Cristo había venido, no a la tierra, como ellos lo esperaban, sino, como estaba simbolizado en el símbolo, al lugar santísimo del templo de Dios en el cielo. El profeta Daniel le representa como viniendo en ese tiempo al Anciano de días: “Estaba mirando en visiones de la noche, y he aquí que sobre las nubes del ciclo venía Uno parecido a un hijo de hombre; y vino”—no a la tierra, sino—“al Anciano de días, y le trajeron delante de él”. Daniel 7:13 (VM).
Esta venida está predicha también por el profeta Malaquías: “Repentinamente vendrá a su templo el Señor a quien buscáis: es decir, el Ángel del Pacto, en quien os deleitéis; he aquí que vendrá, dice Jehová de los ejércitos”. Malaquías 3:1 (VM). La venida del Señor a su templo fue repentina, de modo inesperado, para su pueblo. Este no le esperaba allí. Esperaba que vendría a la tierra, “en llama de fuego, para dar el pago a los que no conocieron a Dios, ni obedecen al evangelio”. 2 Tesalonicenses 1:8.

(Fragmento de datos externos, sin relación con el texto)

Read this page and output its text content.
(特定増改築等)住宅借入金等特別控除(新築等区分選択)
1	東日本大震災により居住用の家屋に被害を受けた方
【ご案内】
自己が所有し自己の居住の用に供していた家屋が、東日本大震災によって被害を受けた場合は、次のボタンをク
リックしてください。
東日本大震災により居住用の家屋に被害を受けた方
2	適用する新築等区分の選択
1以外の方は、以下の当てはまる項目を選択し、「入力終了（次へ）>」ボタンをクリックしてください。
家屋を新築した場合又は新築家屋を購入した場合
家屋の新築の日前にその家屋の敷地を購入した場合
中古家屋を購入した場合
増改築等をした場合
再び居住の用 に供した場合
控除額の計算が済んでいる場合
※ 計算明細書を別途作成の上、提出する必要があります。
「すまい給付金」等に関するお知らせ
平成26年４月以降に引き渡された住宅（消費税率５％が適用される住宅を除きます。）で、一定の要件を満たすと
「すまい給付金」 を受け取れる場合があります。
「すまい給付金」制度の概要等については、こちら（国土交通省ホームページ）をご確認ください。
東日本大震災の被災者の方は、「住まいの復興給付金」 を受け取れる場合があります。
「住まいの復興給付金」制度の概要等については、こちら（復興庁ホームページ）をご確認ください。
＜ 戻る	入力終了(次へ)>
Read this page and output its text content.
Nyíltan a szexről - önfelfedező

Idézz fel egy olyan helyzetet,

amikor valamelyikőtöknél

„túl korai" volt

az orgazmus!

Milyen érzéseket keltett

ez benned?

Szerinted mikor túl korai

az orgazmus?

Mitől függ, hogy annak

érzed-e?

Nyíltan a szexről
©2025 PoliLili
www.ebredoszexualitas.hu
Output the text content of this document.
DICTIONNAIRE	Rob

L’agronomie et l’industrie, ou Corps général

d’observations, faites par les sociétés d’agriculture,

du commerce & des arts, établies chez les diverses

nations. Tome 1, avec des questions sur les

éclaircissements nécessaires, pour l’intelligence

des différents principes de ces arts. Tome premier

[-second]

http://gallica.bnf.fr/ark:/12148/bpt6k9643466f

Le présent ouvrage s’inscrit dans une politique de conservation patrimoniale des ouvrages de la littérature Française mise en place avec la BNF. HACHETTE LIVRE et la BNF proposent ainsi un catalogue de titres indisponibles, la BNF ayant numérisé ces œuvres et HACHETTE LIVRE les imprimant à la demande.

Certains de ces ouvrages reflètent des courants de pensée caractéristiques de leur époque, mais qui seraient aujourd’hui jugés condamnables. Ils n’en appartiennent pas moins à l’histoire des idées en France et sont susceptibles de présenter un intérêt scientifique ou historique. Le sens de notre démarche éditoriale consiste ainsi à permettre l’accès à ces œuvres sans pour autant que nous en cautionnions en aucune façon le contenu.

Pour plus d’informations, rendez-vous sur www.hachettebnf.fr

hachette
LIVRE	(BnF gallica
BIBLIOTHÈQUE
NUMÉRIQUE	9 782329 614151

Pero el pueblo no estaba aún preparado para ir al encuentro de su Señor. Todavía le quedaba una obra de preparación que cumplir. Debía serle comunicada una luz que dirigiría su espíritu hacia el templo de Dios en el cielo; y mientras siguiera allí por fe a su Sumo Sacerdote en el desempeño de su ministerio se le revelarían nuevos deberes. Había de darse a la iglesia otro mensaje de aviso e instrucción.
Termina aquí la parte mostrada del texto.